Aetna's acquisition of Humana is creeping toward the finish line, getting an approval early last week from one of California's health insurance regulating bodies.
The insurer's approval process stands in stark contrast to Anthem's purchase of Cigna Corp., which has faced more publicized internal and external battles, and could be on its way to the chopping block.
Last week, the California Managed Health Care Department gave Aetna the thumbs-up for its $37 billion takeover of Humana, an insurer that has endured many obstacles over the past year and mostly covers seniors through Medicare Advantage. The department mandated Aetna make a few, relatively small concessions, such as investing $50 million in various healthcare projects; it has not yet weighed in on the Anthem deal.

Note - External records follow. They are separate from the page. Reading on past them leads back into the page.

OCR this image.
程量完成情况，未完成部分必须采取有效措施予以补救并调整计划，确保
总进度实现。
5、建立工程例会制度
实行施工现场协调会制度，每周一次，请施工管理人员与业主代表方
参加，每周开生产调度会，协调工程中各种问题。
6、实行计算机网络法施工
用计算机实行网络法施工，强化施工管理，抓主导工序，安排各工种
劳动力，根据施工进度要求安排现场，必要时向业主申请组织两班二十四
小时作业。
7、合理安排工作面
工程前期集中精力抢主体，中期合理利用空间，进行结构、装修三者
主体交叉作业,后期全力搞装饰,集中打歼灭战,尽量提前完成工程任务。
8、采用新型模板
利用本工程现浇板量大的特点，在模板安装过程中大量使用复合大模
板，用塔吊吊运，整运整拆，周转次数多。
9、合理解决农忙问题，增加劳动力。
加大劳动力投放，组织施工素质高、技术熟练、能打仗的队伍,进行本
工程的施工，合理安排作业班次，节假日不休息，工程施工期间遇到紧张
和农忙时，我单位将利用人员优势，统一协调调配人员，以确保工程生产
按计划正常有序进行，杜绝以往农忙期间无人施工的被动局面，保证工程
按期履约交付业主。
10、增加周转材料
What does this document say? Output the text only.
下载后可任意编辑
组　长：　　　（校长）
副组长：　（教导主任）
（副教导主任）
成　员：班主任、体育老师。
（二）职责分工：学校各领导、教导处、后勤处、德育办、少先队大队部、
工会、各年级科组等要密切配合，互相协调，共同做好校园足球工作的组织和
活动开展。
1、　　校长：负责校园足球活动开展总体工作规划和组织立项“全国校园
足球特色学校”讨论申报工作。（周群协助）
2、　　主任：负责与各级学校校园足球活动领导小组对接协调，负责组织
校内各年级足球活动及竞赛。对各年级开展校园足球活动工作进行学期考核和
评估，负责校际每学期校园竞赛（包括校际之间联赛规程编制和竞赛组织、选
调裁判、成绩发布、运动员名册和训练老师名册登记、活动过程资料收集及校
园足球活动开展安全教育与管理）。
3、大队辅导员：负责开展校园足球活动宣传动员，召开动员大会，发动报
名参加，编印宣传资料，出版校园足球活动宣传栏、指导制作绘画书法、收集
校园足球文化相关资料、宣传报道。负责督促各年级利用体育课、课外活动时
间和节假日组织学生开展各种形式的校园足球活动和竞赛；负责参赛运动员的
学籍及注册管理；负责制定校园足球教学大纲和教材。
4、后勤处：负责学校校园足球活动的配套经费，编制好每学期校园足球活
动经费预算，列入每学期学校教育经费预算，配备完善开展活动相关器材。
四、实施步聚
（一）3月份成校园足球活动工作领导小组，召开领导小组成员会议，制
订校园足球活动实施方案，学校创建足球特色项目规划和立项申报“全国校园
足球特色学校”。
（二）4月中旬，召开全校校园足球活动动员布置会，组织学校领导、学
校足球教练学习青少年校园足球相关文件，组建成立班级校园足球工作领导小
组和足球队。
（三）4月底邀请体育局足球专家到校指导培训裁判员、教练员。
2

Missouri is the only state thus far that has raised a stink over Aetna's transaction, and many industry attorneys and analysts believe Aetna can placate state officials and the U.S. Justice Department by divesting some overlapping assets where insurance competition would be lessened. Still, many providers and consumer advocates have demanded both large mergers be stopped altogether.
Meanwhile, a Wall Street Journal article, citing anonymous sources, reports that Justice Department officials are not at all convinced Anthem and Cigna can alleviate their antitrust concerns. Regulators are worried the Anthem deal would lead to too much consolidation within the national employer market, where most Americans receive their health insurance.